Makanan sangat berlimpah dan membuat lapar mata. Sebagai penyeimbang supaya
nggak terlalu nikmat, mulai diberi sedikit sakit radang tenggorokan dilanjutkan
dengan aku beribadah sendirian di dalam masjid Nabawi di hari kedua di Madinah.

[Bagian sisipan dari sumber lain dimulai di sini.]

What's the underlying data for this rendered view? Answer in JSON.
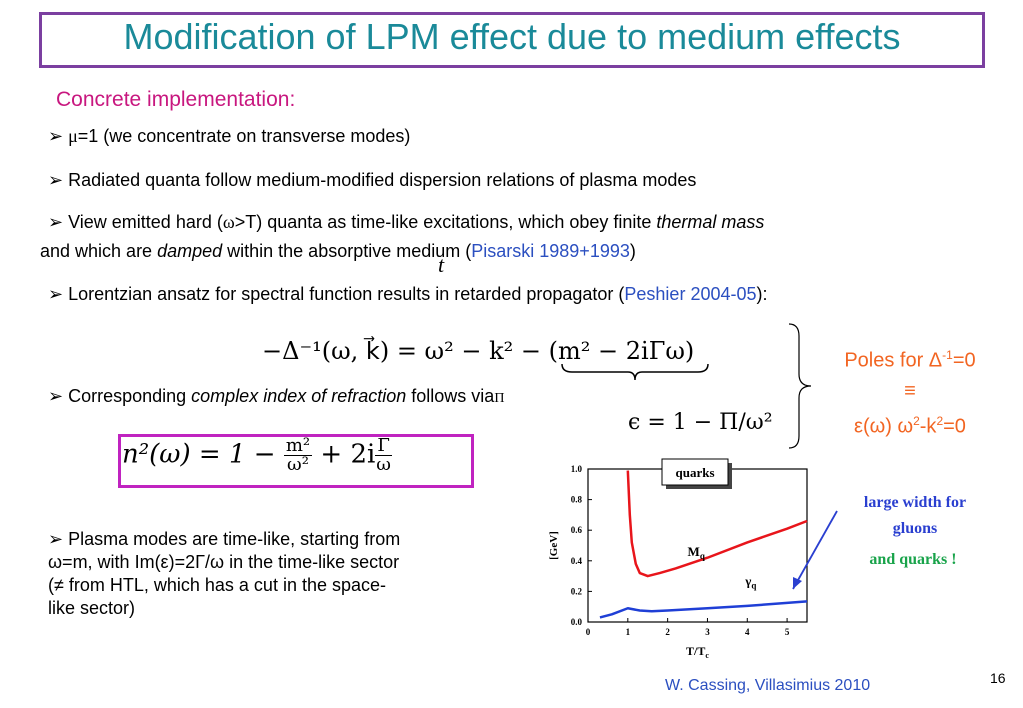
{
  "slide": {
    "title": "Modification of LPM effect due to medium effects",
    "subtitle": "Concrete implementation:",
    "page_number": "16",
    "citation": "W. Cassing, Villasimius 2010"
  },
  "bullets": {
    "b1": {
      "symbol": "μ",
      "text": "=1 (we concentrate on transverse modes)"
    },
    "b2": {
      "text": "Radiated quanta follow medium-modified dispersion relations of plasma modes"
    },
    "b3": {
      "part1": "View emitted hard (",
      "symbol": "ω",
      "part2": ">T) quanta as time-like excitations, which obey finite ",
      "em1": "thermal mass",
      "part3": "and which are ",
      "em2": "damped",
      "part4": " within the absorptive medium (",
      "ref": "Pisarski 1989+1993",
      "part5": ")"
    },
    "b4": {
      "text": "Lorentzian ansatz for spectral function results in retarded propagator (",
      "ref": "Peshier 2004-05",
      "end": "):"
    },
    "b5": {
      "text": "Corresponding ",
      "em": "complex index of refraction",
      "end": " follows via"
    }
  },
  "plasma_text": {
    "line1": "Plasma modes are time-like, starting from",
    "line2": "ω=m, with Im(ε)=2Γ/ω in the time-like sector",
    "line3": "(≠ from HTL, which has a cut in the space-",
    "line4": "like sector)"
  },
  "poles": {
    "line1": "Poles for Δ",
    "sup1": "-1",
    "line1_end": "=0",
    "equiv": "≡",
    "line3": "ε(ω) ω",
    "sup2": "2",
    "line3_mid": "-k",
    "sup3": "2",
    "line3_end": "=0"
  },
  "equations": {
    "propagator_lhs": "−Δ⁻¹(ω, k⃗) = ω² − k² − (m² − 2iΓω)",
    "epsilon": "ϵ = 1 − Π/ω²",
    "stray_t": "t",
    "stray_pi": "Π",
    "n2_lhs": "n²(ω) = 1 −",
    "n2_m": "m²",
    "n2_w": "ω²",
    "n2_mid": "+ 2i",
    "n2_G": "Γ",
    "n2_w2": "ω"
  },
  "chart_data": {
    "type": "line",
    "xlabel": "T/T",
    "xlabel_sub": "c",
    "ylabel": "[GeV]",
    "xlim": [
      0,
      5.5
    ],
    "ylim": [
      0,
      1.0
    ],
    "x_ticks": [
      "0",
      "1",
      "2",
      "3",
      "4",
      "5"
    ],
    "y_ticks": [
      "0.0",
      "0.2",
      "0.4",
      "0.6",
      "0.8",
      "1.0"
    ],
    "legend_box": "quarks",
    "annotation_line1": "large width for",
    "annotation_line2": "gluons",
    "annotation_line3": "and quarks !",
    "series": [
      {
        "name": "M",
        "sub": "q",
        "color": "#e8151b",
        "x": [
          1.0,
          1.05,
          1.1,
          1.2,
          1.3,
          1.5,
          1.8,
          2.2,
          3.0,
          4.0,
          5.0,
          5.5
        ],
        "y": [
          0.99,
          0.7,
          0.52,
          0.38,
          0.32,
          0.3,
          0.32,
          0.35,
          0.42,
          0.52,
          0.61,
          0.66
        ]
      },
      {
        "name": "γ",
        "sub": "q",
        "color": "#1f3fd6",
        "x": [
          0.3,
          0.6,
          1.0,
          1.3,
          1.6,
          2.0,
          3.0,
          4.0,
          5.0,
          5.5
        ],
        "y": [
          0.03,
          0.05,
          0.09,
          0.075,
          0.07,
          0.075,
          0.09,
          0.105,
          0.125,
          0.135
        ]
      }
    ],
    "colors": {
      "annotation_blue": "#2a3fd0",
      "annotation_green": "#18a34a"
    }
  }
}
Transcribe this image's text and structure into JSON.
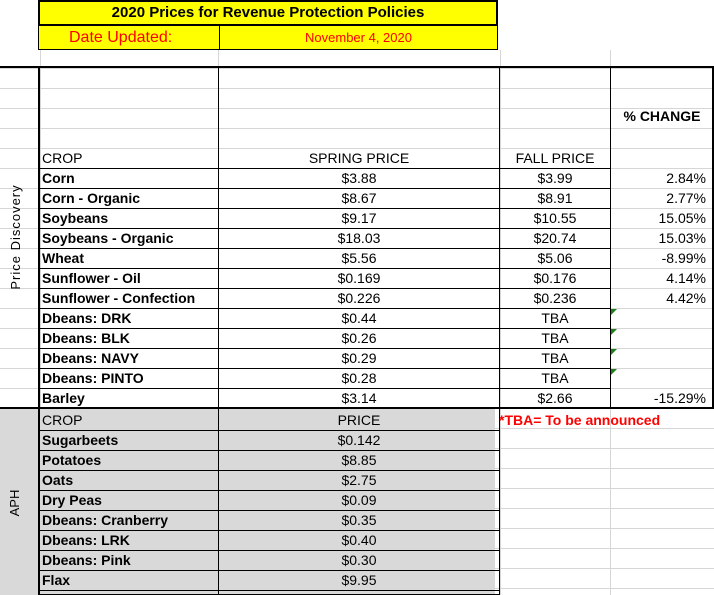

Alhasil, kerjaan kami berdua setiap sore menjelang buka, nyari spot menarik
untuk buka puasa gratisan di halaman masjid. Di hari terakhir buka puasa
gratisan, sayup terdengar lantunan indah “ …Ya Nabi salam’alaika…Ya Rasul salamun’alaika…” mengisi hangat nya
sore itu. Ya, itu saat nya Ikha berpamitan dengan Rasulullah. Satu lagi nikmat
yang luar biasa dan belum pernah kulihat selama di Mekkah yaitu Ikha diberi
nikmat kantuk. Nempel bantal dikit udah molor dah dia. Merem dikit dah terbawa
ke alam mimpi. Nikmat mana kah lagi yang bisa kami dustakan?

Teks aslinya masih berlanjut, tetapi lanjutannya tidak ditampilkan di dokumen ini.